It was surely sometime in the 1990s when I last attended a meeting of the Harpooners of the Sea Unicorn, the Sherlockian society of St. Charles, Missouri. St. Charles might be called a suburb of St. Louis, but it's also a picturesque river town all its own, so it was a great place for the good Carter and I to make a weekend getaway back when my first visit occurred.
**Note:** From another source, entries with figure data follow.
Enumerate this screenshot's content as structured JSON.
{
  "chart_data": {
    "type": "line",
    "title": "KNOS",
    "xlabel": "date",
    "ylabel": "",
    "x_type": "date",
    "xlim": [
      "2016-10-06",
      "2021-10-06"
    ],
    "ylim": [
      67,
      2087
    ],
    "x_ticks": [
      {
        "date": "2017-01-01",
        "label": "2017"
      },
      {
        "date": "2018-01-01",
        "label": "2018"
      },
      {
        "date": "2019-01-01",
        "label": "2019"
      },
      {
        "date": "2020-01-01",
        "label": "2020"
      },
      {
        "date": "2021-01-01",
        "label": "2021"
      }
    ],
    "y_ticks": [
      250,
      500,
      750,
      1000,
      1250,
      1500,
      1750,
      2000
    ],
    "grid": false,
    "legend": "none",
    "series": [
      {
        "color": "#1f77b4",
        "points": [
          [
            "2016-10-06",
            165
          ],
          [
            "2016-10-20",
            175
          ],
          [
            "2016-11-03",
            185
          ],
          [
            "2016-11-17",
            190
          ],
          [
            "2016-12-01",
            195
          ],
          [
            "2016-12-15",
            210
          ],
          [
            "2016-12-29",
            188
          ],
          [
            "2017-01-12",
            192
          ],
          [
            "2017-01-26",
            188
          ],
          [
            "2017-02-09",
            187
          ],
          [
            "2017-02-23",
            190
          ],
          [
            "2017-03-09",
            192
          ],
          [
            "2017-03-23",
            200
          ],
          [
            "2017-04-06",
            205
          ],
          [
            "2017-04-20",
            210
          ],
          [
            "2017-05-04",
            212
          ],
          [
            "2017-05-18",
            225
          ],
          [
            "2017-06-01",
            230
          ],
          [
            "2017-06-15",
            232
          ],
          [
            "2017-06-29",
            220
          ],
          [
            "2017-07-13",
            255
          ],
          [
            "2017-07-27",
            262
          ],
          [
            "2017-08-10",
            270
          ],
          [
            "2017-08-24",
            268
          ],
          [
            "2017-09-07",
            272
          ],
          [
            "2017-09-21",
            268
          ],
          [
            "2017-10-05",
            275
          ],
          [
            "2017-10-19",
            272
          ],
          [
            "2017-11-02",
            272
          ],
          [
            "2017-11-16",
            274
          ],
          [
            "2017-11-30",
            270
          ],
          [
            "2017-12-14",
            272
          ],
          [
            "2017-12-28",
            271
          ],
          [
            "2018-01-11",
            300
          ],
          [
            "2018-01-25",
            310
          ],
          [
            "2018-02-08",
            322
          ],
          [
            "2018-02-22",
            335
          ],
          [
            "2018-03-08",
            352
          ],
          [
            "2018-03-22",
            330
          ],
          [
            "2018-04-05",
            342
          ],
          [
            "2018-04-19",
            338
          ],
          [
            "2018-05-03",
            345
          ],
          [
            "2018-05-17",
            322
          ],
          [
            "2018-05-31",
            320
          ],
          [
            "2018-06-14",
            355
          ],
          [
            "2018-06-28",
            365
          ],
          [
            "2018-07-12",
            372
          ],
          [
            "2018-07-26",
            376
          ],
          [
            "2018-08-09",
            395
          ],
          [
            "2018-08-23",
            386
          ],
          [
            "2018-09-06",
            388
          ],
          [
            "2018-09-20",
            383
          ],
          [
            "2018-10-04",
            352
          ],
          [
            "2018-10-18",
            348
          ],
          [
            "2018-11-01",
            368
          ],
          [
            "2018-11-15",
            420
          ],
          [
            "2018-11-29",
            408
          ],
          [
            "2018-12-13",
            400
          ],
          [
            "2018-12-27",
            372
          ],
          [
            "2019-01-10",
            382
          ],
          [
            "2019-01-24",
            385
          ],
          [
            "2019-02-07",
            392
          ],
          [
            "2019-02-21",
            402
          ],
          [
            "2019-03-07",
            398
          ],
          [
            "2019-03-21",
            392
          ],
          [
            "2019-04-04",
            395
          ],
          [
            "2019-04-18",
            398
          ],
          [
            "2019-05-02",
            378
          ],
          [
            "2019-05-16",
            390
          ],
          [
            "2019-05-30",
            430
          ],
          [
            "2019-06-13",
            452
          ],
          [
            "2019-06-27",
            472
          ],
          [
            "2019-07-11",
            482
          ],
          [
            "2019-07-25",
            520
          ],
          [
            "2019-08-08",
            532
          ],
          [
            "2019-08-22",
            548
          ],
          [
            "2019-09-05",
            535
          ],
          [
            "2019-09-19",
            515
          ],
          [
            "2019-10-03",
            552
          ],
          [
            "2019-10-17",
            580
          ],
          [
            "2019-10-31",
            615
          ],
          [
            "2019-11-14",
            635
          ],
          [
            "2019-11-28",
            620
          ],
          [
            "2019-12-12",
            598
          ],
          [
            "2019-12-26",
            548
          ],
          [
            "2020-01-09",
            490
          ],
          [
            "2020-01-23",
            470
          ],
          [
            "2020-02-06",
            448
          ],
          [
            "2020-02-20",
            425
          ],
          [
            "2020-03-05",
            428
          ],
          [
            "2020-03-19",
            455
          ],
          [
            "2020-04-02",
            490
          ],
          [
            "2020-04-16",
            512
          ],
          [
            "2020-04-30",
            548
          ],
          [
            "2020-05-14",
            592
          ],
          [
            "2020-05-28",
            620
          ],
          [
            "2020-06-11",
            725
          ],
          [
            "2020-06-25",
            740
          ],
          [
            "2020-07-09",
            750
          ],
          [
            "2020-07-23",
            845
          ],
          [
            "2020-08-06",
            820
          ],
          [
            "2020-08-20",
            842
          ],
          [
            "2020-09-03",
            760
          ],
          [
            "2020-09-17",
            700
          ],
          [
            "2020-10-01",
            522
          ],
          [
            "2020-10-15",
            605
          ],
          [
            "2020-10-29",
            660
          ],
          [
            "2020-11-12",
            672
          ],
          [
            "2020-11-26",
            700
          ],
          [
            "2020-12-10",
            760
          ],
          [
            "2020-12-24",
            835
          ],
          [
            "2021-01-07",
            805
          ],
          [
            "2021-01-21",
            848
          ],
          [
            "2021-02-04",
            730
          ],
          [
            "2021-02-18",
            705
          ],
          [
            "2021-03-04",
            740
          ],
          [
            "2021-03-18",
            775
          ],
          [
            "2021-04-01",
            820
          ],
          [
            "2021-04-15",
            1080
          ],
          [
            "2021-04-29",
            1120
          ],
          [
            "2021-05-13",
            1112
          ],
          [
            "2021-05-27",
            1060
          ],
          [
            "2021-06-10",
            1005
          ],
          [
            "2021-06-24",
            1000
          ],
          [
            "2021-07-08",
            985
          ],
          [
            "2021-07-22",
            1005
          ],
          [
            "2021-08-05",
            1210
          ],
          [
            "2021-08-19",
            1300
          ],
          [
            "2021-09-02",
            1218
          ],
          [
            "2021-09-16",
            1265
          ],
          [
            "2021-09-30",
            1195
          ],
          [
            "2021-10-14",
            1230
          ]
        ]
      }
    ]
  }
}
Tonight was my second Harpooners meeting, and you know why: Zoom connectivity. Some of the same faces we saw in the nineties were still there, their "Blue Whale" Michael Bragg among them. J. Andrew Basford ran a good meeting, and it reminded me very much of the local meetings we used to have in Peoria: Toasts, some current news, a presentation on the story of the evening and some discussion of it. Probably similar to many a Sherlockian society, but being back to doing in on a Friday night at 7 PM Central Time, the time when Peoria's own Hansoms of John Clayton would meet on the third Friday of every month . . . it really brought a very familiar vibe that hadn't hit me on Zoom meetings just yet.
A good many go for the middle of the day on weekends, to expand their time zone reach, if they weren't doing that already. The evening meeting definitely cuts down on faraway attendees. But even though the Harpooners did get one Canadian this time, and the two fellows you see everywhere these days, Steve Mason and Rich Krisciunas (not complaining, guys, you are enriching things wherever you go), there was still a distinctly local feel to it. Maybe because almost everybody was familiar to me, being just a few hours away, maybe due to their familiarity with each other.
It made me start to wonder if this might be the time to revitalize Peoria's old group, in this time when a few ringers can add to the local crowd via our new practice. But would a new version of our old local group add anything new to the mix we're seeing now? There are already an embarrassment of riches for the Zoom-happy Sherlockian, and most of us can't keep up as it is.
But I seem to learn something new from every group I visit, and the fourteen who gathered for tonight's Harpooners meeting were no exception. And such meetings always make me wonder where we're going in the future as Sherlockians. The Harpooners still have hopes to go back to in-person soon. But this "new normal" probably won't disappear when that day does come for many a function. And we may start to have groups with a "local" feel that are composed of people who are from all over the world.
"It was the best of times, it was the worst of time," the famous first line goes, and I'm starting to see how that might work.